While magazines here are still feeling the after-effects of the World Trade Center bombing and the drop-off in advertising, newspaper editors are reporting that the tide, at least for them, may have turned. In a poll of more than 100 editors and publishers, two-thirds predicted the recession will be over within six months. And most expect the advertising will improve (modestly) this year. It doesn’t mean that many papers will be rehiring staff they laid off, but the feeling is that further cutbacks may be unnecessary. If there have to be any, they will be much less draconian than last year when hundreds of reporters and writers were laid off. At the same time almost half of the publications polled said they had plans for "substantial spending" this year on plant and equipment.
One editor who would like to be able to turn the clock back is Steve Slon, deputy editor of Modern Maturity, the official magazine for retired Americans, whose latest issue, devoted to how to survive the current recession, encouraged its 18 million readers to invest in Enron, the big international fuel company. The issue had already gone to the printers when Enron filed the largest corporate bankruptcy petition in US history, leaving many investors bereft and broke. "We goofed, no question. It’s very embarrassing," the magazine admitted.
One way that some local newspapers here have been offsetting rising costs is charging for obituaries. Not that they don’t print an obit when someone locally famous dies, but if the family would like a larger-than-normal obit or would like to write it themselves then there is a charge. A regular obit running to say 15 lines is normally free, but after that there is a charge of $5 (£3.40) a line. A full-blown obituary can cost up to $100 (£70). Some papers – for an extra fee – will even assign a reporter to write the extended obit. And some will even publish an obit twice – for the appropriate extra payment.

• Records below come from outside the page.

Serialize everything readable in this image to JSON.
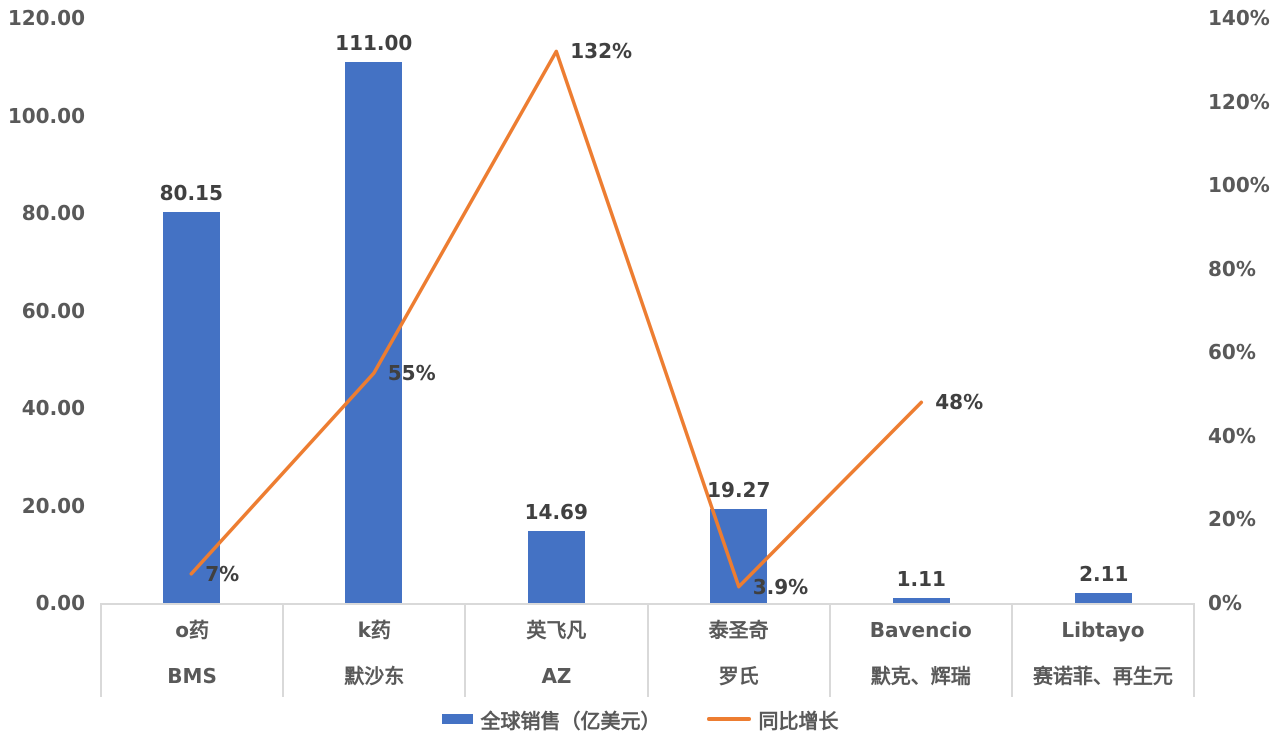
{
  "chart_data": {
    "type": "combo-bar-line",
    "title": "",
    "categories": [
      {
        "drug": "o药",
        "company": "BMS"
      },
      {
        "drug": "k药",
        "company": "默沙东"
      },
      {
        "drug": "英飞凡",
        "company": "AZ"
      },
      {
        "drug": "泰圣奇",
        "company": "罗氏"
      },
      {
        "drug": "Bavencio",
        "company": "默克、辉瑞"
      },
      {
        "drug": "Libtayo",
        "company": "赛诺菲、再生元"
      }
    ],
    "series": [
      {
        "name": "全球销售（亿美元）",
        "type": "bar",
        "axis": "left",
        "color": "#4472C4",
        "values": [
          80.15,
          111.0,
          14.69,
          19.27,
          1.11,
          2.11
        ],
        "labels": [
          "80.15",
          "111.00",
          "14.69",
          "19.27",
          "1.11",
          "2.11"
        ]
      },
      {
        "name": "同比增长",
        "type": "line",
        "axis": "right",
        "color": "#ED7D31",
        "values": [
          7,
          55,
          132,
          3.9,
          48
        ],
        "labels": [
          "7%",
          "55%",
          "132%",
          "3.9%",
          "48%"
        ]
      }
    ],
    "left_axis": {
      "min": 0,
      "max": 120,
      "ticks": [
        "0.00",
        "20.00",
        "40.00",
        "60.00",
        "80.00",
        "100.00",
        "120.00"
      ]
    },
    "right_axis": {
      "min": 0,
      "max": 140,
      "ticks": [
        "0%",
        "20%",
        "40%",
        "60%",
        "80%",
        "100%",
        "120%",
        "140%"
      ]
    },
    "legend_position": "bottom",
    "grid": false,
    "colors": {
      "bar": "#4472C4",
      "line": "#ED7D31",
      "axis_text": "#595959",
      "data_label_text": "#404040",
      "axis_line": "#D9D9D9"
    }
  }
}
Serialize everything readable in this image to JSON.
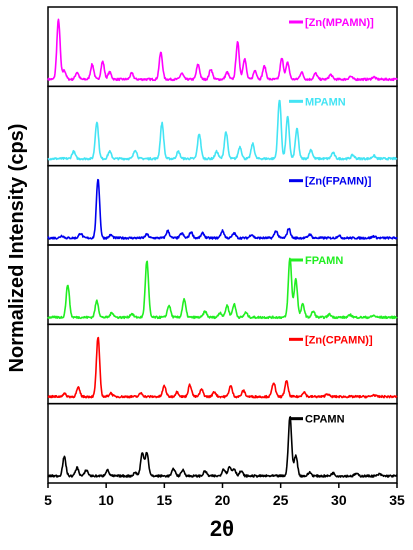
{
  "chart_data": {
    "type": "line",
    "layout": "stacked-panels",
    "xlabel": "2θ",
    "ylabel": "Normalized Intensity (cps)",
    "xlim": [
      5,
      35
    ],
    "xticks": [
      "5",
      "10",
      "15",
      "20",
      "25",
      "30",
      "35"
    ],
    "grid": false,
    "legend_position": "top-right (per panel)",
    "series": [
      {
        "name": "[Zn(MPAMN)]",
        "color": "#ff00ff",
        "peaks": [
          [
            5.9,
            1.0
          ],
          [
            6.4,
            0.15
          ],
          [
            7.5,
            0.12
          ],
          [
            8.8,
            0.25
          ],
          [
            9.7,
            0.3
          ],
          [
            10.3,
            0.12
          ],
          [
            12.2,
            0.1
          ],
          [
            14.7,
            0.45
          ],
          [
            16.5,
            0.1
          ],
          [
            17.9,
            0.25
          ],
          [
            19.0,
            0.17
          ],
          [
            20.4,
            0.12
          ],
          [
            21.3,
            0.62
          ],
          [
            21.9,
            0.35
          ],
          [
            22.8,
            0.15
          ],
          [
            23.6,
            0.22
          ],
          [
            25.1,
            0.35
          ],
          [
            25.6,
            0.28
          ],
          [
            26.8,
            0.12
          ],
          [
            28.0,
            0.1
          ],
          [
            29.3,
            0.08
          ],
          [
            31.0,
            0.05
          ],
          [
            33.0,
            0.04
          ]
        ]
      },
      {
        "name": "MPAMN",
        "color": "#44e4f4",
        "peaks": [
          [
            7.2,
            0.12
          ],
          [
            9.2,
            0.62
          ],
          [
            10.3,
            0.12
          ],
          [
            12.5,
            0.15
          ],
          [
            14.8,
            0.6
          ],
          [
            16.2,
            0.12
          ],
          [
            18.0,
            0.42
          ],
          [
            19.5,
            0.12
          ],
          [
            20.3,
            0.45
          ],
          [
            21.5,
            0.2
          ],
          [
            22.6,
            0.25
          ],
          [
            24.9,
            1.0
          ],
          [
            25.6,
            0.7
          ],
          [
            26.4,
            0.5
          ],
          [
            27.6,
            0.15
          ],
          [
            29.5,
            0.1
          ],
          [
            31.2,
            0.06
          ],
          [
            33.0,
            0.05
          ]
        ]
      },
      {
        "name": "[Zn(FPAMN)]",
        "color": "#0000ee",
        "peaks": [
          [
            6.2,
            0.04
          ],
          [
            7.8,
            0.08
          ],
          [
            9.3,
            1.0
          ],
          [
            10.4,
            0.05
          ],
          [
            13.5,
            0.06
          ],
          [
            15.3,
            0.12
          ],
          [
            16.5,
            0.08
          ],
          [
            17.3,
            0.1
          ],
          [
            18.3,
            0.08
          ],
          [
            20.0,
            0.12
          ],
          [
            21.0,
            0.08
          ],
          [
            22.5,
            0.06
          ],
          [
            24.6,
            0.12
          ],
          [
            25.7,
            0.16
          ],
          [
            27.5,
            0.06
          ],
          [
            30.0,
            0.04
          ],
          [
            33.0,
            0.03
          ]
        ]
      },
      {
        "name": "FPAMN",
        "color": "#22ee22",
        "peaks": [
          [
            6.7,
            0.55
          ],
          [
            9.2,
            0.28
          ],
          [
            10.5,
            0.08
          ],
          [
            12.2,
            0.06
          ],
          [
            13.5,
            0.95
          ],
          [
            15.4,
            0.2
          ],
          [
            16.7,
            0.3
          ],
          [
            18.5,
            0.1
          ],
          [
            19.8,
            0.08
          ],
          [
            20.4,
            0.2
          ],
          [
            21.0,
            0.22
          ],
          [
            22.0,
            0.08
          ],
          [
            25.8,
            1.0
          ],
          [
            26.3,
            0.65
          ],
          [
            26.9,
            0.22
          ],
          [
            27.8,
            0.1
          ],
          [
            29.2,
            0.05
          ],
          [
            31.0,
            0.04
          ],
          [
            33.0,
            0.03
          ]
        ]
      },
      {
        "name": "[Zn(CPAMN)]",
        "color": "#ff0000",
        "peaks": [
          [
            6.4,
            0.05
          ],
          [
            7.6,
            0.15
          ],
          [
            9.3,
            1.0
          ],
          [
            10.4,
            0.06
          ],
          [
            13.0,
            0.06
          ],
          [
            15.0,
            0.18
          ],
          [
            16.1,
            0.08
          ],
          [
            17.2,
            0.2
          ],
          [
            18.2,
            0.12
          ],
          [
            19.3,
            0.08
          ],
          [
            20.7,
            0.18
          ],
          [
            21.8,
            0.1
          ],
          [
            24.4,
            0.24
          ],
          [
            25.5,
            0.26
          ],
          [
            27.0,
            0.08
          ],
          [
            29.0,
            0.05
          ],
          [
            33.0,
            0.03
          ]
        ]
      },
      {
        "name": "CPAMN",
        "color": "#000000",
        "peaks": [
          [
            6.4,
            0.32
          ],
          [
            7.5,
            0.14
          ],
          [
            8.3,
            0.1
          ],
          [
            10.1,
            0.1
          ],
          [
            12.5,
            0.06
          ],
          [
            13.1,
            0.38
          ],
          [
            13.5,
            0.4
          ],
          [
            15.8,
            0.12
          ],
          [
            16.6,
            0.1
          ],
          [
            18.5,
            0.08
          ],
          [
            20.1,
            0.12
          ],
          [
            20.6,
            0.15
          ],
          [
            21.0,
            0.12
          ],
          [
            21.6,
            0.08
          ],
          [
            25.8,
            1.0
          ],
          [
            26.3,
            0.35
          ],
          [
            27.5,
            0.06
          ],
          [
            29.5,
            0.05
          ],
          [
            31.5,
            0.04
          ],
          [
            33.5,
            0.03
          ]
        ]
      }
    ]
  }
}
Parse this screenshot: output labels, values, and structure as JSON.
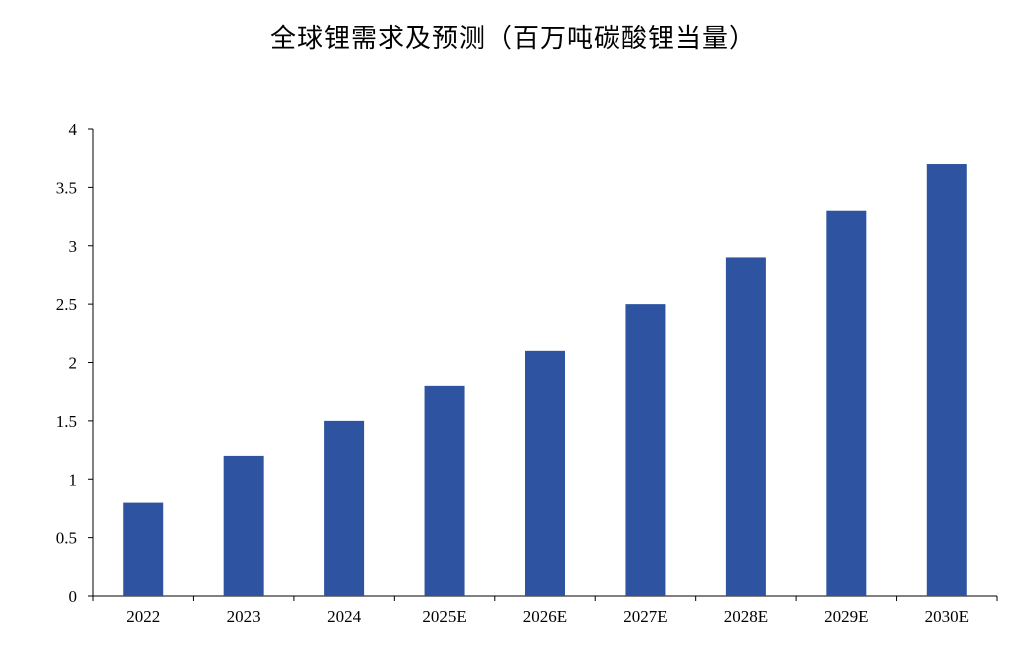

It’s one of the most unusual alliances in US magazine history – Cosmopolitan and Maxim. The two magazines are jointly publishing in simultaneous March issues a feature story entitled: "The War Between the Sexes…Is it Over?" The collaboration, conceived over drinks at a bar in New York between Maxim’s US editor-in-chief, Keith Blanchard, and Kate White, editor-in-chief of Cosmo, is one of the most unlikely since Tina Brown took over The New Yorker and brought in Roseanne Barr as an editorial consultant. Staff for both magazines battled over every line. Cosmo rooted for the idea that men should commit birthdays and anniversaries to memory. Maxim agreed – but insisted men should not have to remember anniversaries such as "first date".
Larry King of CNN is not the highest-paid journalist in history – at least not yet. Reports that he signed a new contract that would pay him $14m (£10m) a year are not quite true. To get that much the stock options that are part of his new contract would have to increase in value by as much as 250 per cent. Nevertheless his take-home pay will average around $7m a year, plus the continued use of a private plane.
President has been complaining that photo-editors touched up the effect on his face of the "killer pretzel". "They made it look worse than it was," he claimed.